Question

CNV not called

1

Entering edit mode

8.6 years ago

vps767 ▴ 20

I am attempting to use CNVkit, and have successfully run it on a test exome sequencing sample (non-cancer blood) vs a panel of other samples (non-cancer blood). The test sample contains a very large homozygous deletion that should be trivial to detect. The deletion is not called using cbs (default parameters or threshold 0.2) or flasso -- with warning like

DtypeWarning: Columns (1) have mixed types. Specify dtype option on import or set low_memory=False. data = self._reader.read(nrows)

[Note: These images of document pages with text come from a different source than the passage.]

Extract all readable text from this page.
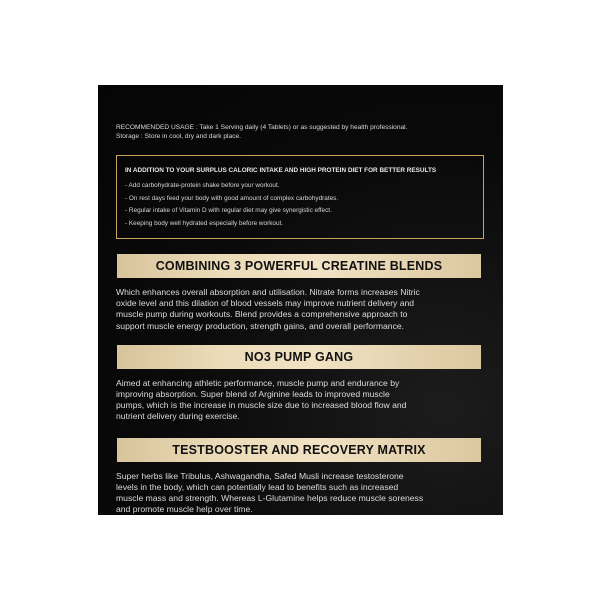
RECOMMENDED USAGE : Take 1 Serving daily (4 Tablets) or as suggested by health professional.
Storage : Store in cool, dry and dark place.
IN ADDITION TO YOUR SURPLUS CALORIC INTAKE AND HIGH PROTEIN DIET FOR BETTER RESULTS
- Add carbohydrate-protein shake before your workout.
- On rest days feed your body with good amount of complex carbohydrates.
- Regular intake of Vitamin D with regular diet may give synergistic effect.
- Keeping body well hydrated especially before workout.
COMBINING 3 POWERFUL CREATINE BLENDS
Which enhances overall absorption and utilisation. Nitrate forms increases Nitric
oxide level and this dilation of blood vessels may improve nutrient delivery and
muscle pump during workouts. Blend provides a comprehensive approach to
support muscle energy production, strength gains, and overall performance.
NO3 PUMP GANG
Aimed at enhancing athletic performance, muscle pump and endurance by
improving absorption. Super blend of Arginine leads to improved muscle
pumps, which is the increase in muscle size due to increased blood flow and
nutrient delivery during exercise.
TESTBOOSTER AND RECOVERY MATRIX
Super herbs like Tribulus, Ashwagandha, Safed Musli increase testosterone
levels in the body, which can potentially lead to benefits such as increased
muscle mass and strength. Whereas L-Glutamine helps reduce muscle soreness
and promote muscle help over time.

Haarseg detects the deletion, but calls 1255 segments and the output has lost gene names.

The .cnr file clearly shows the deletion, so the early steps of processing are good. cbs run manually is able to easily detect the deletion using default parameters either with or without weights, see below

cnvkit.py batch ../shortcuts/C1-25.bam -r /mnt/capture/cnvkit/Sept30_2015_reference.cnn  --output-dir results/
cnvkit.py segment C1-25.cnr -m cbs

library("DNAcopy")
datatab <- read.table("C1-25.cnr", header=T, comment.char="")
CNA.object <- CNA(cbind(datatab$log2),datatab$chromosome,datatab$start,data.type="logratio")
segment.CNA.object <- segment(CNA.object, verbose=1, weights=datatab$weight)

Any help would be greatly appreciated.

Vince

exome-copy-number cnvkit • 3.2k views

ADD COMMENT • link updated 19 months ago by Ram 43k • written 8.6 years ago by vps767 ▴ 20

0

Entering edit mode

Would you mind tagging this question with "cnvkit" so it's easier to find? I missed it earlier, sorry.

ADD REPLY • link 8.6 years ago by Eric T. ★ 2.8k

Ram · Answer 1 · 2015-10-05

Thanks for the bug report. These two issues should be resolved now in the code on Github, and will be in the next CNVkit release:

There was a filter in place to remove very-low-coverage probes before segmentation; this makes sense for contaminated tumor samples but not for germline samples. I've made the filter optional.
For the HaarSeg issue, the gene names should show up now like they did for CBS and Fused Lasso.

Alternative workarounds (for posterity):

In absence of a .cns file for your sample, you can use CNVkit's gainloss command to identify the genes likely affected by CNVs.
If you've successfully segmented the .cnr file in raw R, if you print the output dataframe it's probably in SEG format or close to it, in which case you can import it back to CNVkit's .cns format with the import-seg command.